Teens can be moody and argumentative, and disagree with their parents and friends regularly. However, according to Safe Youth, 41 percent of teens said that, if they were challenged to a physical fight, they would engage in one. We have to teach teenagers to control their anger and stress, and how to resolve issues with their peers.
Inform the teenagers that there will be no name-calling or insults, and teach them more beneficial ways of interacting with each other. Show them how to disagree peacefully, and teach them the trick of counting to 10 and thinking before you speak.
Help them define what violence means by applying different scenarios and asking questions. For example, ask different students how they would react if a bigger child pushed a smaller child out of their way--or if, in the middle of a couple disagreeing, they saw the man hit the woman.

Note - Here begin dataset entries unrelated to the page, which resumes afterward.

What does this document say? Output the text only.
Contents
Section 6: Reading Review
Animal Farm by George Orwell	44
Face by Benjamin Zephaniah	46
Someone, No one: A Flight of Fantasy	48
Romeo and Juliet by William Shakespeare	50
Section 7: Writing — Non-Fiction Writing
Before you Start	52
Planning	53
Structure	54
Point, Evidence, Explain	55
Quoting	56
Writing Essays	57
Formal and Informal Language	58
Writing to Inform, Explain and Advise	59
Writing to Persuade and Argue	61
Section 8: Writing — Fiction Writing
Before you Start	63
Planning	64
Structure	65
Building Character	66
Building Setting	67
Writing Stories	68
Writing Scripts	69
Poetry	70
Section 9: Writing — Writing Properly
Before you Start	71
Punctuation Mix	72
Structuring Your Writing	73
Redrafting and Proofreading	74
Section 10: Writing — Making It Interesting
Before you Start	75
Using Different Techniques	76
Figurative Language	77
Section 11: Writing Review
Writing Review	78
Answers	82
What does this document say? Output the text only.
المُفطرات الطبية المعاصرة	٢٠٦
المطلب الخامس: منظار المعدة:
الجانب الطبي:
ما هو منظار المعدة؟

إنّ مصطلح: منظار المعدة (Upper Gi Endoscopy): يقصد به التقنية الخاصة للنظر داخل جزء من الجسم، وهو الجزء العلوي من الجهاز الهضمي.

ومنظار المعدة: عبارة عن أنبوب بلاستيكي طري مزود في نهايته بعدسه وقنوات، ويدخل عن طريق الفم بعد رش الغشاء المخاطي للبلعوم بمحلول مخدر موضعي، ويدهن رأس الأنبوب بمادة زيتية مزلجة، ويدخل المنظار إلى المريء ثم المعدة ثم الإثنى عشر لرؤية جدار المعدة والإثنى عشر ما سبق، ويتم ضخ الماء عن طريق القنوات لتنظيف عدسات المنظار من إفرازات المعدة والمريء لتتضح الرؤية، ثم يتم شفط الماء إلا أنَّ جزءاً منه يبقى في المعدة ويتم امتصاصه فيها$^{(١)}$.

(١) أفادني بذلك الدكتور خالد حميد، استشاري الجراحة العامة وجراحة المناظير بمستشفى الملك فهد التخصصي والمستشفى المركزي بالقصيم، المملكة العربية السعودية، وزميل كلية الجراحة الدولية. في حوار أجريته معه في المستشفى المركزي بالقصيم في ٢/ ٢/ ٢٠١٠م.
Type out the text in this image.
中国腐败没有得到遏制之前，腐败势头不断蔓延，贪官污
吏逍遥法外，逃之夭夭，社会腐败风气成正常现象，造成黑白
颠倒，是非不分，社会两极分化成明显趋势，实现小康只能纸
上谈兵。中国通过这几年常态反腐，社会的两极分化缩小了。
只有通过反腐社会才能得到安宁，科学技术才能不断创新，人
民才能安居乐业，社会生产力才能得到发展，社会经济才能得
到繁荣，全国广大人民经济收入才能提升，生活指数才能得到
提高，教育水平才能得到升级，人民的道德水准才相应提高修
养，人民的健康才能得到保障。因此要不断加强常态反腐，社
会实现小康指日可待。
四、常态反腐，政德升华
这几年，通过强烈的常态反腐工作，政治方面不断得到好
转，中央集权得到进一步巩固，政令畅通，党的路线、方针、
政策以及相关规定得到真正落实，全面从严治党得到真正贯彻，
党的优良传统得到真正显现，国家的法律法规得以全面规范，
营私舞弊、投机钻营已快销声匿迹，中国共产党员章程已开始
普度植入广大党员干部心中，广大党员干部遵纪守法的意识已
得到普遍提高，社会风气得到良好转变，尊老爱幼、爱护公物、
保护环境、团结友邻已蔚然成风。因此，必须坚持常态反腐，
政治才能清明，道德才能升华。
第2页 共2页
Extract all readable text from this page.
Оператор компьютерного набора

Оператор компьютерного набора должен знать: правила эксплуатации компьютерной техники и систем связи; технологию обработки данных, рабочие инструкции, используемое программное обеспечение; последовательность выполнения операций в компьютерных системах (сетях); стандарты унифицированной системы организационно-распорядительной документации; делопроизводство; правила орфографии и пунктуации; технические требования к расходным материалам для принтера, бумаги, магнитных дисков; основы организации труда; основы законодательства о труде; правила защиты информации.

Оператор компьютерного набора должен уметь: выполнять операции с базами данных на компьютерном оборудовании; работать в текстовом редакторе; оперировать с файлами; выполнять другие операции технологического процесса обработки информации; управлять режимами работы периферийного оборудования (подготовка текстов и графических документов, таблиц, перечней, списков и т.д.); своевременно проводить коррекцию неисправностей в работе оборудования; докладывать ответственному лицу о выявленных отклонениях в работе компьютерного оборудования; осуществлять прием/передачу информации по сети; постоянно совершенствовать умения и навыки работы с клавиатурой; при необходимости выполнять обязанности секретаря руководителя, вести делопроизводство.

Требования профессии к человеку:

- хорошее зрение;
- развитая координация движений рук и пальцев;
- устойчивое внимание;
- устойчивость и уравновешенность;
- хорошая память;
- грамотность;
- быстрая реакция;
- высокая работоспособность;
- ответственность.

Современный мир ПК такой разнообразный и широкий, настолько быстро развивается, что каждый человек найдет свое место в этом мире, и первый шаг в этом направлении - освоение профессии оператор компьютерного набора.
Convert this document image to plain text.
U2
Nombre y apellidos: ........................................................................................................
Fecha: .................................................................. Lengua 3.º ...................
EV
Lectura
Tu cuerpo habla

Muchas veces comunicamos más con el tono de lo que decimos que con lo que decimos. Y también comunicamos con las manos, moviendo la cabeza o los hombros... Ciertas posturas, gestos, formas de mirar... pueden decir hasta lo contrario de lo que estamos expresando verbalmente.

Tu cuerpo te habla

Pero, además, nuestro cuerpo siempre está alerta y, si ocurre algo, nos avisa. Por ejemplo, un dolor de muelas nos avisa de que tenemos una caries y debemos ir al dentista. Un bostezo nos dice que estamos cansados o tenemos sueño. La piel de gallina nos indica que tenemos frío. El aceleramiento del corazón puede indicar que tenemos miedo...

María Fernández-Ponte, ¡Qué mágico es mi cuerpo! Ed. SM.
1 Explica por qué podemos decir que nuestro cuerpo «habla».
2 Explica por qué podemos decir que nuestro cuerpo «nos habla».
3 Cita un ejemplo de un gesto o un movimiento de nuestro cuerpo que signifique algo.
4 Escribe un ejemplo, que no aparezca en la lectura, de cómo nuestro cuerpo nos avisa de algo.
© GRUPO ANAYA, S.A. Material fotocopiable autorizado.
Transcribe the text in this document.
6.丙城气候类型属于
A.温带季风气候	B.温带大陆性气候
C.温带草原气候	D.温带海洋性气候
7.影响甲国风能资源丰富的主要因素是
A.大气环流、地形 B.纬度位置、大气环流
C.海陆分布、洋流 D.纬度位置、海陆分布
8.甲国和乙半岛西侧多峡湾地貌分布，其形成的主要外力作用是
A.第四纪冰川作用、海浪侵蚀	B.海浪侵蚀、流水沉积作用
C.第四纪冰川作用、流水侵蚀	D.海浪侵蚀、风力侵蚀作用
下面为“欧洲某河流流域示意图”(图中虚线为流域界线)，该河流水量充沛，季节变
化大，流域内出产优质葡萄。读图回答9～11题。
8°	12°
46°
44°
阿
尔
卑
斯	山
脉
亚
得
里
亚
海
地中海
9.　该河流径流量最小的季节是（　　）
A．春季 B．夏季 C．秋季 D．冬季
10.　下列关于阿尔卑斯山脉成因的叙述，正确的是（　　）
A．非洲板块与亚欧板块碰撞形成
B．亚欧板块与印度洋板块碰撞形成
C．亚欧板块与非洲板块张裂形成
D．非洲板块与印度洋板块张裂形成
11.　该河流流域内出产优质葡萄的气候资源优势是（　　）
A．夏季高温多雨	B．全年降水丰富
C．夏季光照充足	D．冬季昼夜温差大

Follow the model of T.A.C.T. (Teens and Conflict Together), a program that teaches teens self-awareness and problem-solving skills. The program includes a literary element that has teens analyze stories and apply the lessons of conflict resolution to their own lives. Teach the modules by applying popular literature, such as Spider-Man or Harry Potter. Assign the teens to write their own stories based on their favorite villains, which forces them to think about the villain's perspective--how he may not be handsome like a prince or have superpowers like a superhero, so may have done bad deeds to survive. Teens feel safer and connected after realizing these things.
Teach the teens to role-play by acting out conflict scenarios you create. Advise one teen to let the "fight" escalate almost to a physical level, and make it another one's mission to talk him down from his anger and try and resolve the problem peacefully.
Demonstrate how to define a problem and how to brainstorm ideas for solving it. Using a large piece of bulletin-board paper and markers, have the teens offer suggestions, trying to think creatively of ideas that will make both parties happy.
Evaluate the above list with the teens, allowing each teenager to explain what this issue is about to him, and why he thinks a particular solution will work best. Teach the teens fair debating and negotiating techniques, and allow them to negotiate until a fair compromise has been reached and both parties are satisfied with the results.